Well I think my experience of university life has been shaped by various departmental conflicts that have been rather unpleasant and divisive – which are a fairly common part of university life – in a context where there are various bureaucratic pressures in higher education. But I think I have stuck to what interests me – even if it might appear unusual to colleagues. For example, the interest in design is still, I think, viewed as rather ‘eccentric’ or ‘leftfield.’ I don’t think people ‘get’ that this is something people in the military or policy world are interested in. It feels ‘alien’ – but I think the fact that I still enjoy this job comes from this sense of doing things that are unusual and are pushing the boundaries of what academia is or can be. For example, being involved in Project Albatross – creative and exciting projects like this make the problems of the job (the bureaucracy, the exam marking, etc.) worthwhile.

What would you consider your biggest accomplishment?

My teaching. I like the idea of teaching a course that will grow and change over the course of a career  but is rooted in a particular set of concerns – which for me is really how violence and conflict changes in modernity and where it is heading in the coming decades. My course begins with Zygmunt Bauman’s book Modernity and the Holocaust – my PHD was on Bauman’s work and I think I will teach the book until I retire…it sets up some of the most important issues about violence and modern society that provides an important foundations for all the emerging debates, technologies and trends about robotics, drones, cyber, AI and so on. And I think it is important for students to encounter these dark moments in our not so distant history.

What has the COVID-19 Pandemic taught you?

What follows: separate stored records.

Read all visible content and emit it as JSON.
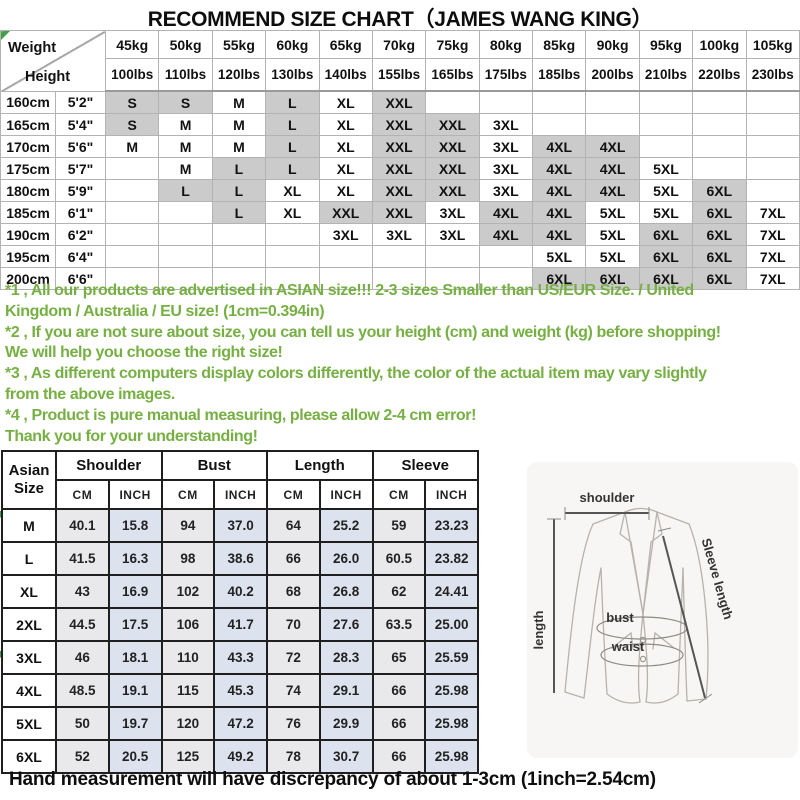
{
  "title": "RECOMMEND SIZE CHART（JAMES WANG KING）",
  "size_matrix": {
    "corner": {
      "top": "Weight",
      "bottom": "Height"
    },
    "weights_kg": [
      "45kg",
      "50kg",
      "55kg",
      "60kg",
      "65kg",
      "70kg",
      "75kg",
      "80kg",
      "85kg",
      "90kg",
      "95kg",
      "100kg",
      "105kg"
    ],
    "weights_lbs": [
      "100lbs",
      "110lbs",
      "120lbs",
      "130lbs",
      "140lbs",
      "155lbs",
      "165lbs",
      "175lbs",
      "185lbs",
      "200lbs",
      "210lbs",
      "220lbs",
      "230lbs"
    ],
    "gray_sizes": [
      "S",
      "L",
      "XXL",
      "4XL",
      "6XL"
    ],
    "rows": [
      {
        "cm": "160cm",
        "ft": "5'2\"",
        "sizes": [
          "S",
          "S",
          "M",
          "L",
          "XL",
          "XXL",
          "",
          "",
          "",
          "",
          "",
          "",
          ""
        ]
      },
      {
        "cm": "165cm",
        "ft": "5'4\"",
        "sizes": [
          "S",
          "M",
          "M",
          "L",
          "XL",
          "XXL",
          "XXL",
          "3XL",
          "",
          "",
          "",
          "",
          ""
        ]
      },
      {
        "cm": "170cm",
        "ft": "5'6\"",
        "sizes": [
          "M",
          "M",
          "M",
          "L",
          "XL",
          "XXL",
          "XXL",
          "3XL",
          "4XL",
          "4XL",
          "",
          "",
          ""
        ]
      },
      {
        "cm": "175cm",
        "ft": "5'7\"",
        "sizes": [
          "",
          "M",
          "L",
          "L",
          "XL",
          "XXL",
          "XXL",
          "3XL",
          "4XL",
          "4XL",
          "5XL",
          "",
          ""
        ]
      },
      {
        "cm": "180cm",
        "ft": "5'9\"",
        "sizes": [
          "",
          "L",
          "L",
          "XL",
          "XL",
          "XXL",
          "XXL",
          "3XL",
          "4XL",
          "4XL",
          "5XL",
          "6XL",
          ""
        ]
      },
      {
        "cm": "185cm",
        "ft": "6'1\"",
        "sizes": [
          "",
          "",
          "L",
          "XL",
          "XXL",
          "XXL",
          "3XL",
          "4XL",
          "4XL",
          "5XL",
          "5XL",
          "6XL",
          "7XL"
        ]
      },
      {
        "cm": "190cm",
        "ft": "6'2\"",
        "sizes": [
          "",
          "",
          "",
          "",
          "3XL",
          "3XL",
          "3XL",
          "4XL",
          "4XL",
          "5XL",
          "6XL",
          "6XL",
          "7XL"
        ]
      },
      {
        "cm": "195cm",
        "ft": "6'4\"",
        "sizes": [
          "",
          "",
          "",
          "",
          "",
          "",
          "",
          "",
          "5XL",
          "5XL",
          "6XL",
          "6XL",
          "7XL"
        ]
      },
      {
        "cm": "200cm",
        "ft": "6'6\"",
        "sizes": [
          "",
          "",
          "",
          "",
          "",
          "",
          "",
          "",
          "6XL",
          "6XL",
          "6XL",
          "6XL",
          "7XL"
        ]
      }
    ]
  },
  "notes": {
    "lines": [
      "*1 , All our products are advertised in ASIAN size!!! 2-3 sizes Smaller than US/EUR Size. / United\nKingdom / Australia / EU size! (1cm=0.394in)",
      "*2 , If you are not sure about size, you can tell us your height (cm) and weight (kg) before shopping!\nWe will help you choose the right size!",
      "*3 , As different computers display colors differently, the color of the actual item may vary slightly\nfrom the above images.",
      "*4 , Product is pure manual measuring, please allow 2-4 cm error!",
      "Thank you for your understanding!"
    ]
  },
  "measure_table": {
    "corner": "Asian Size",
    "groups": [
      "Shoulder",
      "Bust",
      "Length",
      "Sleeve"
    ],
    "units": [
      "CM",
      "INCH"
    ],
    "rows": [
      {
        "size": "M",
        "values": [
          "40.1",
          "15.8",
          "94",
          "37.0",
          "64",
          "25.2",
          "59",
          "23.23"
        ]
      },
      {
        "size": "L",
        "values": [
          "41.5",
          "16.3",
          "98",
          "38.6",
          "66",
          "26.0",
          "60.5",
          "23.82"
        ]
      },
      {
        "size": "XL",
        "values": [
          "43",
          "16.9",
          "102",
          "40.2",
          "68",
          "26.8",
          "62",
          "24.41"
        ]
      },
      {
        "size": "2XL",
        "values": [
          "44.5",
          "17.5",
          "106",
          "41.7",
          "70",
          "27.6",
          "63.5",
          "25.00"
        ]
      },
      {
        "size": "3XL",
        "values": [
          "46",
          "18.1",
          "110",
          "43.3",
          "72",
          "28.3",
          "65",
          "25.59"
        ]
      },
      {
        "size": "4XL",
        "values": [
          "48.5",
          "19.1",
          "115",
          "45.3",
          "74",
          "29.1",
          "66",
          "25.98"
        ]
      },
      {
        "size": "5XL",
        "values": [
          "50",
          "19.7",
          "120",
          "47.2",
          "76",
          "29.9",
          "66",
          "25.98"
        ]
      },
      {
        "size": "6XL",
        "values": [
          "52",
          "20.5",
          "125",
          "49.2",
          "78",
          "30.7",
          "66",
          "25.98"
        ]
      }
    ]
  },
  "diagram": {
    "labels": {
      "shoulder": "shoulder",
      "length": "length",
      "sleeve": "Sleeve length",
      "bust": "bust",
      "waist": "waist"
    }
  },
  "footer": "Hand measurement will have discrepancy of about 1-3cm (1inch=2.54cm)",
  "colors": {
    "note_green": "#76b043",
    "matrix_gray_cell": "#cbcbcb",
    "cm_cell_tint": "#e9e9eb",
    "inch_cell_tint": "#dde3ee",
    "corner_mark_green": "#3fa047"
  }
}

I think it has been the best of times and the worst of times. The best of times in terms of spending time with family, safe at home and able to still work and be creative. While I want to get back to campus, I think the experience has opened up possibilities that were in front of us but we didn’t explore. Why not have a seminar series with speakers from around the world instead of just the UK? One morning I had to talk to one of our other members about something and he was walking his dog in Florida and I was in my home office in Lancaster. We could have done this before but Covid prompted us to do things we could have done before but possibly felt strange. I have been involved in a funded project on Covid 19 and social media in Dhaka in Bangladesh between the UK, USA and Bangladesh. So the age of lockdown has been a creative time.

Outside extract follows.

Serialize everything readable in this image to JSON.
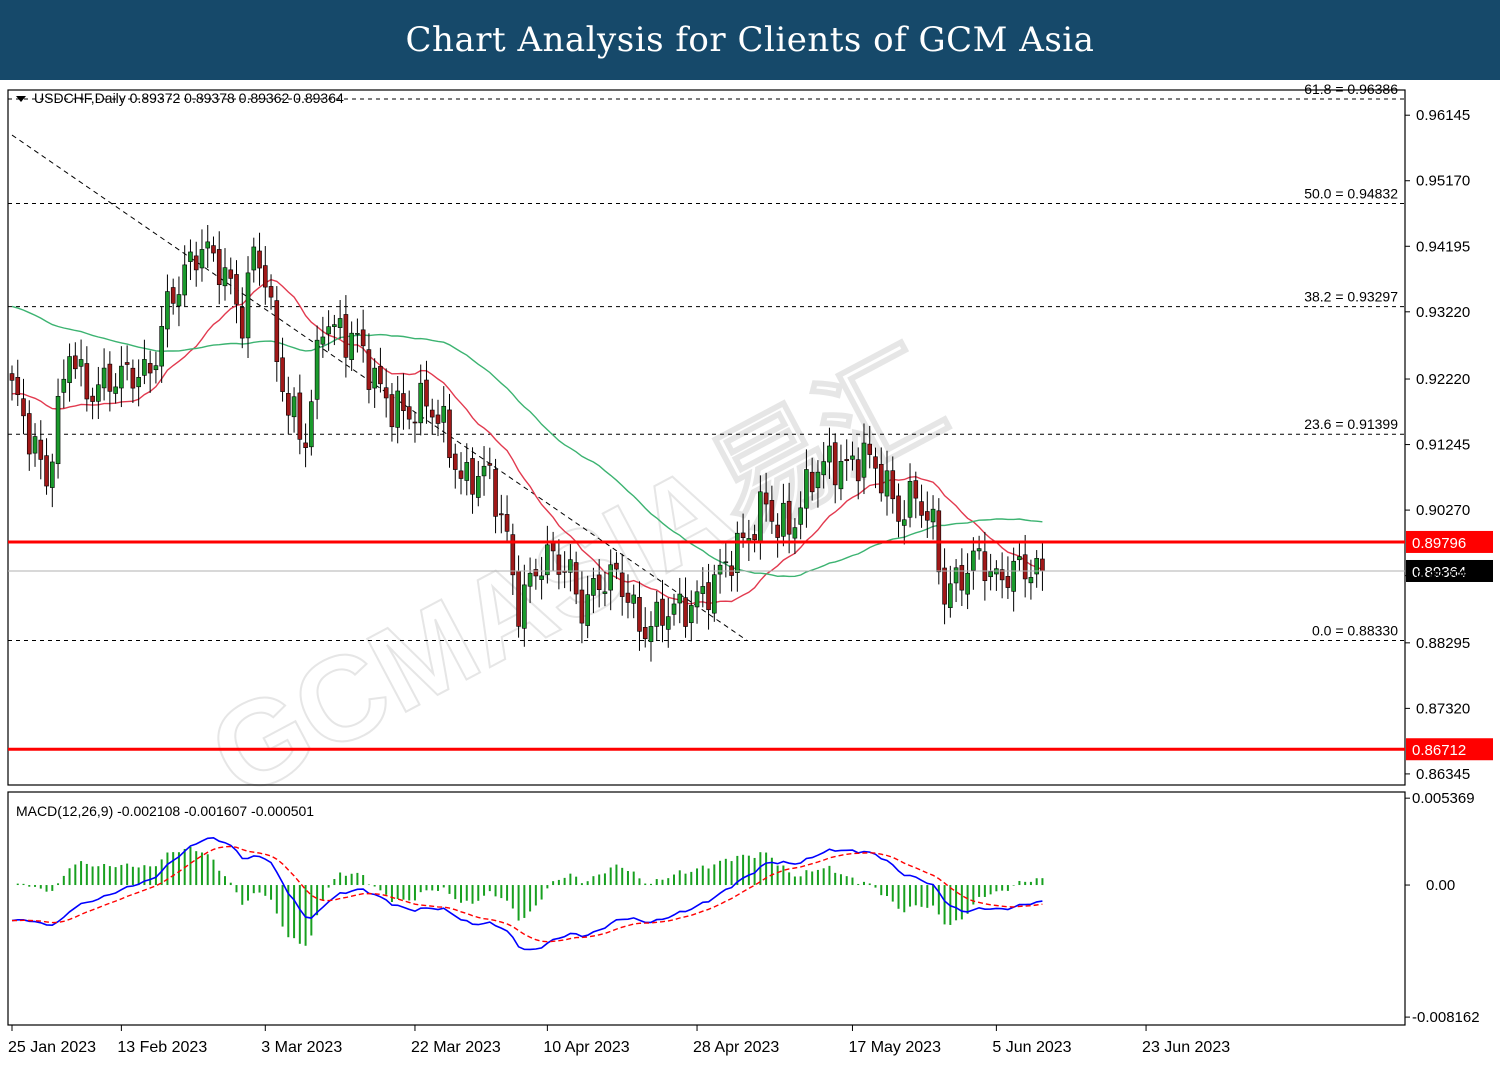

But at the same time, it has been the worst of times in terms of managing the moments when schools were closed but we were working – and trying to manage home schooling and work and there not really being any escape or downtime from it. And the sense of being robbed of important time with parents and grandparents. And just the experience of people we know dying around the world but in a way that doesn’t allow for the various rituals through which we deal with death. I don’t think we fully grasp the many long-term consequences of this time – a time that is not over – for people’s mental health, for the economy, for the workplace, for international politics.